1875-1958, founder and first president of Ginling College for Women

Matilda Smyrell Calder Thurston (1875–1958) was an American Presbyterian educator and missionary. She is known for serving as the first president of the Ginling College in Nanjing, China.

==Biography==
Thurston née Calder was born on May 16, 1875, in Hartford, Connecticut. She attended Mount Holyoke College. After teaching high school for several years after graduation, she married John Lawrence Thurston and the couple traveled to China. They worked at the Yale Board of Foreign Missions, returning to the United States after John contracted tuberculosis. He died in 1903 or 1904.

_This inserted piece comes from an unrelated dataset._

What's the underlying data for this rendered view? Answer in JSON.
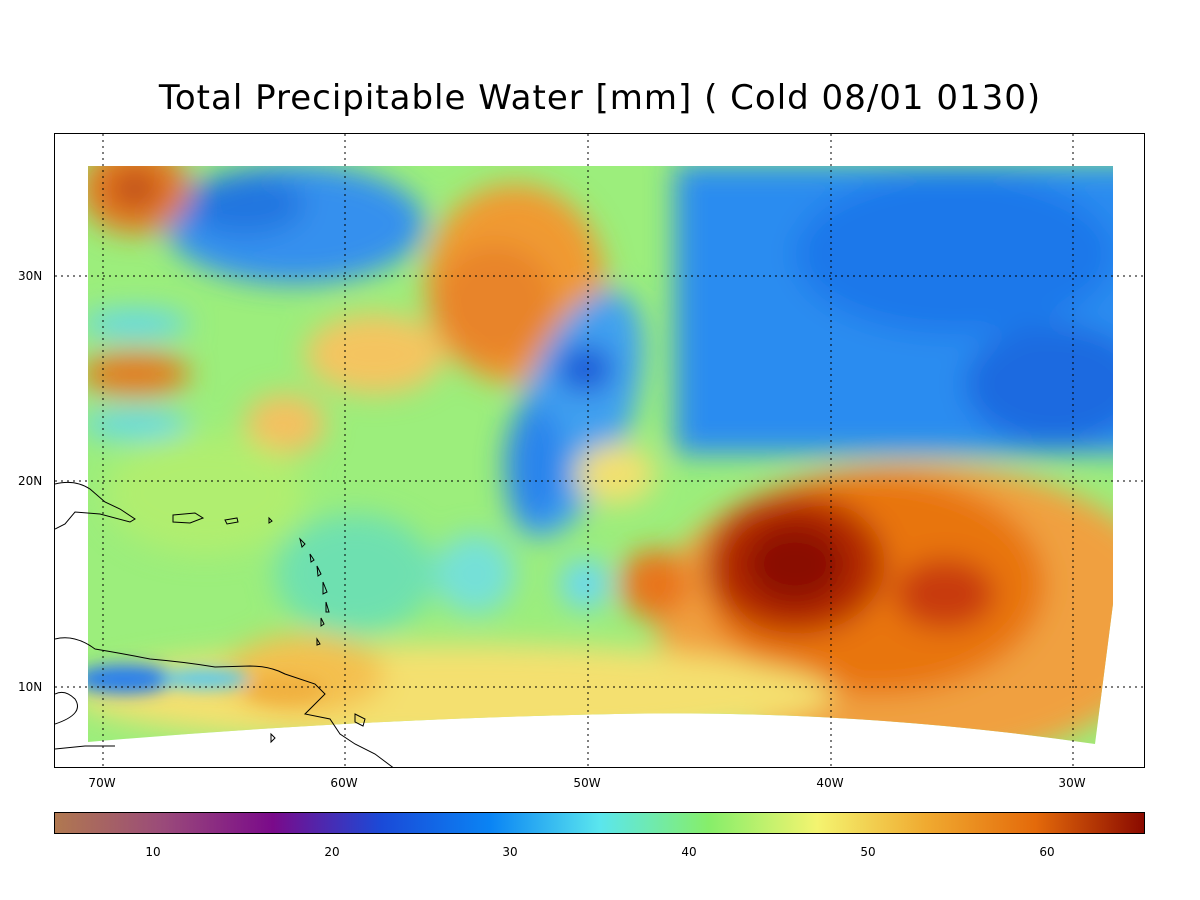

After her husband's death Thurston went to work for the Student Volunteer Movement for Foreign Missions. In 1906 she returned to China where she work for the Yale Mission at Changsha. In 1913 Thurston was sent to Nanjing by the Presbyterian Board of Foreign Missions. The she helped found Ginling College, a four-year college for women. She also served as the first president of the college. Thurston was president until 1928, when she was succesdeed by Wu Yi-fang.

Thurston lived in the United States from 1936 through 1939, returning to China to work on World War II relief efforts. She was interned in the early 1940s by the occupying Japanese. Upon her release she lived in Auburndale, Massachusetts. She died on April 18, 1958, in Auburndale.